Keep in mind: I have an intention to extend the --namespace CLI semantic soon: it will be possible to pass few namespaces, and also namespace positive and negative globs: --namespace=team-*-pr-123-* --namespace=team-app-main, and so. The "one fixed namespace" case will continue working as before as a subset of this generic namespace selection feature.

So, passing Kopf's CLI values to the handlers might be confusing and difficult to interpret. Your own operator's configs should work perfectly fine.

If needed, you can implement your own CLI for your own operator with embedded operators feature. All in all, Kopf's own CLI is as simple as this pass-through function: https://github.com/zalando-incubator/kopf/blob/0.27rc6/kopf/cli.py#L60-L88

nolar avatar May 14 '20 08:05 nolar

Hi @nolar there's a confusion here,

My case is different from the origin of the issue. I don't need to get CLI parameters in handlers at all.
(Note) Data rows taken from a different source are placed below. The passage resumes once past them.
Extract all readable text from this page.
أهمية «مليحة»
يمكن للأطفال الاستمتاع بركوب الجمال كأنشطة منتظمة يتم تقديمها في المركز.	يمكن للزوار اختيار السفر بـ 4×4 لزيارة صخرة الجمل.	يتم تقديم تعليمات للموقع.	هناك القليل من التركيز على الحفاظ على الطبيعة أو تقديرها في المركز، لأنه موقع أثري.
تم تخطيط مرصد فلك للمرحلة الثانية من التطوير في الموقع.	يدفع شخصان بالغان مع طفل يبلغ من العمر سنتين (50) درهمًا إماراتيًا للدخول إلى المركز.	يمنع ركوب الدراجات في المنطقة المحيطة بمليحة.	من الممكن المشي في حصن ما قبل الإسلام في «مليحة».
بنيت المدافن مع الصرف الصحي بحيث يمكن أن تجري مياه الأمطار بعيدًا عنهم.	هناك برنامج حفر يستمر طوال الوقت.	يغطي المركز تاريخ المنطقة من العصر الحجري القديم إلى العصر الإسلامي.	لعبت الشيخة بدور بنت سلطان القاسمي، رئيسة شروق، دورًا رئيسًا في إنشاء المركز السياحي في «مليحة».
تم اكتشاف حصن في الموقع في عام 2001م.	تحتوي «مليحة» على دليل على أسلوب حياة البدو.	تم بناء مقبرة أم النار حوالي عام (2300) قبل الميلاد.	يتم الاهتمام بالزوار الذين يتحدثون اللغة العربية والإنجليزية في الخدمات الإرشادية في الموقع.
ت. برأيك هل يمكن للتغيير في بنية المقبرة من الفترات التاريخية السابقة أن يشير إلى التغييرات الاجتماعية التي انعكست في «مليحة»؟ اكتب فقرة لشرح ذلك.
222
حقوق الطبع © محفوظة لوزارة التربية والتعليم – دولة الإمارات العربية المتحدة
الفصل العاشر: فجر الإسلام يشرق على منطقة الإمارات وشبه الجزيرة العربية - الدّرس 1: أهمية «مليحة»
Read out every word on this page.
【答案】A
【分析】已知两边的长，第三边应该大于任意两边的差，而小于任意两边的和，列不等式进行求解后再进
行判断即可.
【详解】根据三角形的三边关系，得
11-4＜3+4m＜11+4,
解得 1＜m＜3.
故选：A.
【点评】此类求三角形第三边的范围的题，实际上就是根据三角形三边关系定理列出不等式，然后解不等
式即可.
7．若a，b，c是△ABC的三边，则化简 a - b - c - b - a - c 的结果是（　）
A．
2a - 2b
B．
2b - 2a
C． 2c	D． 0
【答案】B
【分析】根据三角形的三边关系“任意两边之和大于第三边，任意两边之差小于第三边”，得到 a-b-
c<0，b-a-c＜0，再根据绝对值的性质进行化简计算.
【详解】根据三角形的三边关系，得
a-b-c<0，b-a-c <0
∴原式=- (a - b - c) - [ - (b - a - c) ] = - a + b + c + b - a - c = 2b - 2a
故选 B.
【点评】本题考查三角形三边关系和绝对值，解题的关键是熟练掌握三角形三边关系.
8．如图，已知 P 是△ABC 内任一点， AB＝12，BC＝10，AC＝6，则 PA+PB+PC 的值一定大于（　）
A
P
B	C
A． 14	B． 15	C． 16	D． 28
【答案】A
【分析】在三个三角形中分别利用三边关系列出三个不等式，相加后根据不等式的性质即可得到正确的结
Instead, I'd like to get a single NS where operator is deployed, only this NS - actual location of an operator pods. Basically I can achive this by retrieving oeprator deployment or pod by some labes in create handler. But I suppose - it would be useful to inject deployment object into create handler. It may be helpful for other scenarios as well.

Usually, apps (services) running in k8s doesn't need NS at all, so I consider passing NS as env var as a last resort for my case.